Dad's Place

Go to Zone!
by John Boyd

Once, there was only the two of us. How peaceful and serene it was. You rub my back, I’ll rub yours. We enjoyed such idle pleasure, like spending time in activities that now seem the stuff of legend and lore. I remember once having no compulsion to get out of bed on a Saturday. My wife and I laid in bed all day and watched the entire Ken Burns’ Jazz documentary – it is more than 10 hours long, folks. I even have a vague recollection of choosing a restaurant based on the quality and price of the food, not whether or not the interior designers considered the principles of noise dampening and dispersion of cacophonous chatter with corresponding utensil percussion. I remember going to one place because the wait staff spent time explaining specials and describing meal courses to exhilarate a mature pallet. Now I’m more interested in a server’s willingness to dodge flung macaroni.

But then there were three, and then four of us. There’s an age-old debate that we new parents have. Which is harder, getting that first bundle of joy or the second sack of sugar? The first is hard because all of a sudden, you have this other person around, who, though small enough to barely make it as a paperweight, also enjoys a presence large enough to rule two seemingly grownup parents. (A baby who is also a giant, if you will. It’s an oxymoron, like jumbo shrimp.) But you just pass it back and forth, and go on courting. The second is easy because, well, for the most part you’ve done it before. The level of difficulty goes up though because you’ve doubled your chances of having sleepless nights wiping throw-up off your face. Still, each of you can go baseline to base day and night, depending on each other and sharing the load. If having one is as easy as a free throw, the second is like playing H-O-R-S-E on one of those adjustable goals lowered enough so that I feel athletic.

After a short time having both our first and second children, we fell into a groove. Things started hard with one, but we got the hang of it. With two, we put our practice in the game, and we figured it out again. We developed this fluid dribble and pass routine (i.e. baby dribbles on me, pass to mommy). As a team, we could man-up and take care of anything that came our way. We are a team, after all. As a foursome, we were unstoppable. We could face any foe, we could attend a good church, we could shop fearlessly, we were afraid of no restaurant (provided they printed coloring books and called them menus, served chicken fingers and got food to our table in 2.2 minutes or less). Better yet, we could split up and do a little one-on-one, if need be. “I’ll take Burpee and head to the store, you take Stinky and head to the park.”

With the arrival of nombre tres, however, our whole scheme has changed. It’s no more man to man; we’ve had to go to zone. If one requires adapting your routine, and two calls for team strategy, then three requires Bob Knight and an industrial-sized can of joint ointment. Splitting up now invariably favors my wife. She keeps the one who depends on her for nourishment, while I play two-on-one. Two hands, one for each neck, makes sense to me. Now we find ourselves outmatched and outnumbered. It didn’t take long for these three to figure out they were a team, and it was them against us.

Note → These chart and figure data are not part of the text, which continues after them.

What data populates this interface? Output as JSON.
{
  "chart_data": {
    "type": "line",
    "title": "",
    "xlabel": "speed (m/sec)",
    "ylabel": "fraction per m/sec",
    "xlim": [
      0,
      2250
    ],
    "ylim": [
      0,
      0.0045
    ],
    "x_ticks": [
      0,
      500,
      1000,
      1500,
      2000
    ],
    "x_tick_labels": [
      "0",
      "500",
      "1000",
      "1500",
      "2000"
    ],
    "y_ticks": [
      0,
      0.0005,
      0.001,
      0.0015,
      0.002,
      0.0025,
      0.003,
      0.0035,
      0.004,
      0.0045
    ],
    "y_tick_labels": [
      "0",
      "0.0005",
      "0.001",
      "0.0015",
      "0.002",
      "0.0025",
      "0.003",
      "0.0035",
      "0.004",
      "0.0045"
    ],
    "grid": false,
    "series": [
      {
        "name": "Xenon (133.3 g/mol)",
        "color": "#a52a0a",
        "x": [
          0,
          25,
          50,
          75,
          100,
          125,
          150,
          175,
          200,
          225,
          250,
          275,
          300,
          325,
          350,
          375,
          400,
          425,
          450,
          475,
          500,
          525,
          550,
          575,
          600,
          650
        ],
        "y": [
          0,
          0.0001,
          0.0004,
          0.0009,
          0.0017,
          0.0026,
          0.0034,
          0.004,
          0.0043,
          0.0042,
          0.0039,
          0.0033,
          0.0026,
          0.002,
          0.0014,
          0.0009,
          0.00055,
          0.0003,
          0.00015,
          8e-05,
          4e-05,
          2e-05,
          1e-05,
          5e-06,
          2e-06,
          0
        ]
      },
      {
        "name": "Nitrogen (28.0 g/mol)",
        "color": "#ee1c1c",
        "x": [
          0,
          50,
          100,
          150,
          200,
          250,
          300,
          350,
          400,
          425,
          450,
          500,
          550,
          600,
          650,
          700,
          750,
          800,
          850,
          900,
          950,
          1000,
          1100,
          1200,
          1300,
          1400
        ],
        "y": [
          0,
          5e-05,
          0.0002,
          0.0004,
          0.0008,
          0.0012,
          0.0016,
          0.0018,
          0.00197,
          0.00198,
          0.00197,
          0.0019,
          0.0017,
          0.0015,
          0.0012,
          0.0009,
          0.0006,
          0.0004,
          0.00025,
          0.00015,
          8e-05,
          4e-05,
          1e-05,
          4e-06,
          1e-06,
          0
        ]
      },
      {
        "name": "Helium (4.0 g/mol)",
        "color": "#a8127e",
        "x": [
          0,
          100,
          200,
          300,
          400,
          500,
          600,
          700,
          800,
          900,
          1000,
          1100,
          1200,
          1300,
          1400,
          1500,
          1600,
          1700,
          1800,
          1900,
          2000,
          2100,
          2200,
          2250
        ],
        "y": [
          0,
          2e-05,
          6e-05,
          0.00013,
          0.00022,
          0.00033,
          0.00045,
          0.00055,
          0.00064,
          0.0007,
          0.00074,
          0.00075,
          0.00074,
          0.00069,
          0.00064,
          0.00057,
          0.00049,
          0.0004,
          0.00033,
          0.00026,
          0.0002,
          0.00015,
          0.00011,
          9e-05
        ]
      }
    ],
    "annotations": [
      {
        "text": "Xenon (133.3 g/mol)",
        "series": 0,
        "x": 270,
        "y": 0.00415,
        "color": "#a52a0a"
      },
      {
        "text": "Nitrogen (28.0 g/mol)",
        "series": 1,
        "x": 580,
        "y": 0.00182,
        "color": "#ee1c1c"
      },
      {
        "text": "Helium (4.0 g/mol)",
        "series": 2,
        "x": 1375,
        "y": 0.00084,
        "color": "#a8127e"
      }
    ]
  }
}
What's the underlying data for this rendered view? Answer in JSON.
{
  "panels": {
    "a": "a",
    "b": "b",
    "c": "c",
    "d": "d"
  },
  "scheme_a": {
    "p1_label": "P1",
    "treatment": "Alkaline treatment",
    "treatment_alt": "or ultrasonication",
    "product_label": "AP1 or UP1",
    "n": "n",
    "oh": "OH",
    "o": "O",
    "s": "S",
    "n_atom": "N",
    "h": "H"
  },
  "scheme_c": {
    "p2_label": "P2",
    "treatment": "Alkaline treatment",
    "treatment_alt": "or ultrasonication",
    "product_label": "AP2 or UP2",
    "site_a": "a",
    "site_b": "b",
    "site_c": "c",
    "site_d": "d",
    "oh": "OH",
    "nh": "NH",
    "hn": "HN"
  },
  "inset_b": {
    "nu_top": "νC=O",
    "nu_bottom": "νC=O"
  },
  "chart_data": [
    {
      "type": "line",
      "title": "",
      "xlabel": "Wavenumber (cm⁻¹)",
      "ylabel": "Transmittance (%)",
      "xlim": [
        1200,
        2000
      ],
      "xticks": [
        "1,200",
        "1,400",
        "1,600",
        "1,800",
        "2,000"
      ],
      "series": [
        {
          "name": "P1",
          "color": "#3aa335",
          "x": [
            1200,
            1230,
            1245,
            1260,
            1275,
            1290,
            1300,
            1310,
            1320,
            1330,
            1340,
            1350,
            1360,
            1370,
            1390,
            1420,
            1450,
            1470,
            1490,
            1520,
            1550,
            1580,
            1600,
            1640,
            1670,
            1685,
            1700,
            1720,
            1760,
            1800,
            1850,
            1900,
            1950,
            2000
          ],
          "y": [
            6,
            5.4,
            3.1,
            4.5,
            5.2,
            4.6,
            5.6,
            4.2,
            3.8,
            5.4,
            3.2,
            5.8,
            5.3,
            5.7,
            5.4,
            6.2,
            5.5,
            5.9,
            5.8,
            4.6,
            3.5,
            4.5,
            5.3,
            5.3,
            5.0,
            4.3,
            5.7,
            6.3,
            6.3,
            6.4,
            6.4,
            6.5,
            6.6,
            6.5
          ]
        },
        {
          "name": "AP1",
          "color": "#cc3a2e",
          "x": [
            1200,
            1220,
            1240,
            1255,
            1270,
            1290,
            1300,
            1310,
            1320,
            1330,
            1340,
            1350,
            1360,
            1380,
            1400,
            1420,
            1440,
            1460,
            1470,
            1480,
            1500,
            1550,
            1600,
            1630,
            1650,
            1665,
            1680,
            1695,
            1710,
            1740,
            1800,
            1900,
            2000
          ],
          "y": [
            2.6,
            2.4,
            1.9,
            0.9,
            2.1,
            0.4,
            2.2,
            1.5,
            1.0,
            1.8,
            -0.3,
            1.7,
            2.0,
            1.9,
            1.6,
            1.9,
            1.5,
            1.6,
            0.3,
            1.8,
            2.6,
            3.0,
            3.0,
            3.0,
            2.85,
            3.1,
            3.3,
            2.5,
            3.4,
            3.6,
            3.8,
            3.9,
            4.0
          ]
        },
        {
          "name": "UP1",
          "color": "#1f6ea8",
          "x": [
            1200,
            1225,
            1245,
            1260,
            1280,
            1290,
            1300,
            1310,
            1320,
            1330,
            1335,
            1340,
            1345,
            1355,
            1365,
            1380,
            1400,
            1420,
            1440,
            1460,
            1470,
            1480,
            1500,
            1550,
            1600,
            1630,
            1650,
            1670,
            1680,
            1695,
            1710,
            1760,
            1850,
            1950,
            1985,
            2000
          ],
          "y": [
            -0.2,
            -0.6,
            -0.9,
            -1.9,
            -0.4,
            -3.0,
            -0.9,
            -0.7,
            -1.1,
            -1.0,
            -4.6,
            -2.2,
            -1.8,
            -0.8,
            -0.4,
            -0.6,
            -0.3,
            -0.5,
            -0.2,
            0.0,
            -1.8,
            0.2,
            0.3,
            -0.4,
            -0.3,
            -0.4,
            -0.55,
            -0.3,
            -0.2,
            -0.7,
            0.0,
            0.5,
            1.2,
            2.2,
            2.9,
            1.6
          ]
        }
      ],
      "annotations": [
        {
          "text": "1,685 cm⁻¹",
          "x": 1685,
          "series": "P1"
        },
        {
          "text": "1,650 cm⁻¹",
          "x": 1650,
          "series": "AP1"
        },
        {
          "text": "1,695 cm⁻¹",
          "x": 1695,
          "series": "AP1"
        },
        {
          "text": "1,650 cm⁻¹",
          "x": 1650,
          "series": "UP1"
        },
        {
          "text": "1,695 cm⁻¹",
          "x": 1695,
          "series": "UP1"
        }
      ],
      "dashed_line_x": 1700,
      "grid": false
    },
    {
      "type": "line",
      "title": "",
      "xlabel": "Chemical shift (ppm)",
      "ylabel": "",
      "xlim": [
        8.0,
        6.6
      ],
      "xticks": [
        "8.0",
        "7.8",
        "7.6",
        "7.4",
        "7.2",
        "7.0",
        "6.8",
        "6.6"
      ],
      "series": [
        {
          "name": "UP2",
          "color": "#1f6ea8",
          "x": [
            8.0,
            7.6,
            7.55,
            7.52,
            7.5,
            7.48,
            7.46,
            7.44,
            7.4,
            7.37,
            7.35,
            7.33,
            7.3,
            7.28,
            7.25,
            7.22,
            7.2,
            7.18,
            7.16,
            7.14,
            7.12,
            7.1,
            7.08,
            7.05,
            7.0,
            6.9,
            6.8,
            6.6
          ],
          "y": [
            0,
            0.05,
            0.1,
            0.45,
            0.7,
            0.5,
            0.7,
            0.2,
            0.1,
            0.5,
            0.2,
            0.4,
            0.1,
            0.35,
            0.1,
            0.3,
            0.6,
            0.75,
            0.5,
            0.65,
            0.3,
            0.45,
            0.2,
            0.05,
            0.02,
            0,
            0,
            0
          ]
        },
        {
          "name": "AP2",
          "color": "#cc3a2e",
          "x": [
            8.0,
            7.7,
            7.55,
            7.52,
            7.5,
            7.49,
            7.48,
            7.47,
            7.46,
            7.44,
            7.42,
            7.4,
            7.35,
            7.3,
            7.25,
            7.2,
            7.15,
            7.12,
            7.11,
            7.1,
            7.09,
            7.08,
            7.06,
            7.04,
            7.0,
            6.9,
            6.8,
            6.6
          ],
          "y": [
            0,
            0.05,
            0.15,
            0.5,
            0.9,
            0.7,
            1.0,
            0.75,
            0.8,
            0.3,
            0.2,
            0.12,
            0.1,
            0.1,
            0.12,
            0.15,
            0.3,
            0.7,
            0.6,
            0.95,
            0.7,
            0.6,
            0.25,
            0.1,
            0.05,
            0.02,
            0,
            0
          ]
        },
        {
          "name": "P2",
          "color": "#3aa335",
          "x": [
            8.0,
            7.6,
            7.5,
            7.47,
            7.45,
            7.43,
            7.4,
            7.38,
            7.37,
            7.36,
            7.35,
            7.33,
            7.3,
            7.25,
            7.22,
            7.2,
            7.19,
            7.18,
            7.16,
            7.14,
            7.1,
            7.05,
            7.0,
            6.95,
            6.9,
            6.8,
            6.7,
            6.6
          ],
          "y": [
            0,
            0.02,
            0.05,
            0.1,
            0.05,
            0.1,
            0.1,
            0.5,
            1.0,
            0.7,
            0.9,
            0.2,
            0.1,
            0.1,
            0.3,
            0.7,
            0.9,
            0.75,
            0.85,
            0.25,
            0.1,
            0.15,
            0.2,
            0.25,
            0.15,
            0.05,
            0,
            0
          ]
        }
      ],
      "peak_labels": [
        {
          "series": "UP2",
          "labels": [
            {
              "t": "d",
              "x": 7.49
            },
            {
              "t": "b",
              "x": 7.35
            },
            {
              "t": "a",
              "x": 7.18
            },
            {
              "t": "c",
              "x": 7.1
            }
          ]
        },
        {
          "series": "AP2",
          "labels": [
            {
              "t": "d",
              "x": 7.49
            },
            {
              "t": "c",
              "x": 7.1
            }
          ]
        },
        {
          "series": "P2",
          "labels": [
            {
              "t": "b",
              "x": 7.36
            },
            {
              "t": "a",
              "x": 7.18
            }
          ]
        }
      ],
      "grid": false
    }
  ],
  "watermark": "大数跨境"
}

Why on earth would we leave the blissful man-up routine? We had a bulletproof strategy, Dean Smith himself could not have provided a more effective defense. What would lead us to take on another mouth to feed – another mouth to mouth off? I haven’t gotten that far with my shrink; I’ll let you know. Right now we are still on 3rd grade at Clubview. But I’ll venture a guess: Just over one month ago, as I held my third baby girl in my arms, allowing the tears of joy to flow down my face, and listening to the gentle trembling of new breath, I didn’t need an answer why. I just knew. God once again gave heaven-in-flesh to an undeserving dad, and getting a gift for the third time is just as special as opening the first.

It will be a little harder to manage, I will probably need to start sketching x’s and o’s on a notepad and start calling 30-second timeouts more often. But I’ll know I’ve already won, even when I’m letting one dribble all over me.

A native of Columbus, John Boyd has recently returned here to work in his family business.